Optimizing Semantic Search: A Two-Stage Reranker

Previously in Synapse, we have a core feature: an agentic semantic search system (Still confused what actually makes RAG, a RAG and what’s the difference between it and semantic search? They both seem to intersect. But like Andrew Ng mentioned in one of the interviews, how to define if an agent is truly autonomous? How? maybe the definition does not matter, as long as the agent works itself.) that allows users to ask natural language questions about their activities. The initial version was a standard, three-step pipeline: a Planner agent to generate keywords, a Retrieval step using those keywords against the database, and a Synthesizer agent to generate a summary.

This worked, but it suffered from the classic limitation of keyword search—it lacked true semantic understanding. A query for “time spent on backend improvements” might miss an entry described as “refactored the authentication service.”

The Tempting Anti-Pattern: Full Database Scan with an LLM

The first idea that came up was straightforward: why not use the LLM’s intelligence for retrieval itself? The proposal was to iterate through our entire database in small batches, sending each batch to an LLM with the prompt, “Are any of these entries relevant to the user’s query?”

It’s easy to be captivated by the power of a new tool. However, after having some conversion with LLMs, this approach, while seems clever, is a production anti-pattern for several critical reasons:

  1. Scalability: The number of LLM calls scales linearly with database size (O(n)). A user with a year’s worth of entries would face an unusable system, with search times stretching into minutes.
  2. Latency: The process is inherently sequential. The cumulative network and inference latency would create a terrible user experience.
  3. Cost: Whether using a local model (compute cycles) or a cloud API (dollars), this is an incredibly expensive way to search.

The core mistake here is using a slow, high-precision tool (the LLM) for a fast, high-recall task (finding candidates).

The new Approach: A Two-Stage Reranker

A more robust and scalable architecture is a two-stage retrieval pipeline that incorporates a reranker. This pattern leverages the strengths of both the database and the LLM.

The new pipeline looks like this:

  1. Planner Agent (Unchanged): Generate keywords from the user’s query.
  2. Broad Retrieval (High Recall): Use the keywords to query the database. Instead of fetching just 20 results, we now fetch a much larger set of candidates, say take: 200. This step is optimized for speed and recall—we’d rather have a few irrelevant results than miss a relevant one. This is what databases excel at.
  3. Reranker Agent (High Precision): This is the new, crucial step. We send the user’s query and the 200 candidate activities to a new LLM agent. Its only job is to analyze this pre-filtered list and return a sorted list of the most relevant activity IDs. This is where a better semantic analysis happens, but on a small, manageable dataset.
  4. Synthesizer Agent (Unchanged): The top 20 re-ranked results are passed to the final agent to generate the summary.

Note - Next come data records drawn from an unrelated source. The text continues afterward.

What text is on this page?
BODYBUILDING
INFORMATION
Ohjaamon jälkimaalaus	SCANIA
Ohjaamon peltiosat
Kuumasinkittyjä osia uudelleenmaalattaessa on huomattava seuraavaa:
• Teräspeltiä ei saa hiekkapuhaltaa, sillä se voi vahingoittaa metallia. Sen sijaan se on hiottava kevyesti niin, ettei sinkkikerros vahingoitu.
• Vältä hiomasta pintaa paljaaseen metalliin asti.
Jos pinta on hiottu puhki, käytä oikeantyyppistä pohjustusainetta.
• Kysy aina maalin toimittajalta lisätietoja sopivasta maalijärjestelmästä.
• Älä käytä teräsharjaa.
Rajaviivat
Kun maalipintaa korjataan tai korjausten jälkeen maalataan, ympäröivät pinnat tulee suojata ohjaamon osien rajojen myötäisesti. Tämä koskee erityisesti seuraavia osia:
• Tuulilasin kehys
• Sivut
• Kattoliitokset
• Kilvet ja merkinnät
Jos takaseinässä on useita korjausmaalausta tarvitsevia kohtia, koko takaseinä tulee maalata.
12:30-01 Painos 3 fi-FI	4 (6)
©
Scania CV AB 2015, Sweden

This architecture is better because it aligns the tool with the task. The database handles the massive-scale filtering, and the LLM performs its nuanced understanding on a small, relevant subset of data.

Refining the Implementation: Batching the Reranker

In the final implementation, the reranker was taken a step further. Instead of sending a defined max number of candidates (say, 200) to the LLM in one massive prompt—which risks hitting context limits or the “lost in the middle” problem—the rerankActivities function now processes the candidates in batches.

It loops through the 200 candidates, sending 10 at a time to the reranker agent. It then aggregates the relevant IDs from all batches. This makes the reranking process more reliable and robust, ensuring consistent performance even if the number of initial candidates grows.

Now the new search system is more reliable and less prone to context issues, e.g, model timeout. It can handle larger datasets without overwhelming the LLM, while still providing high-quality, semantically relevant results.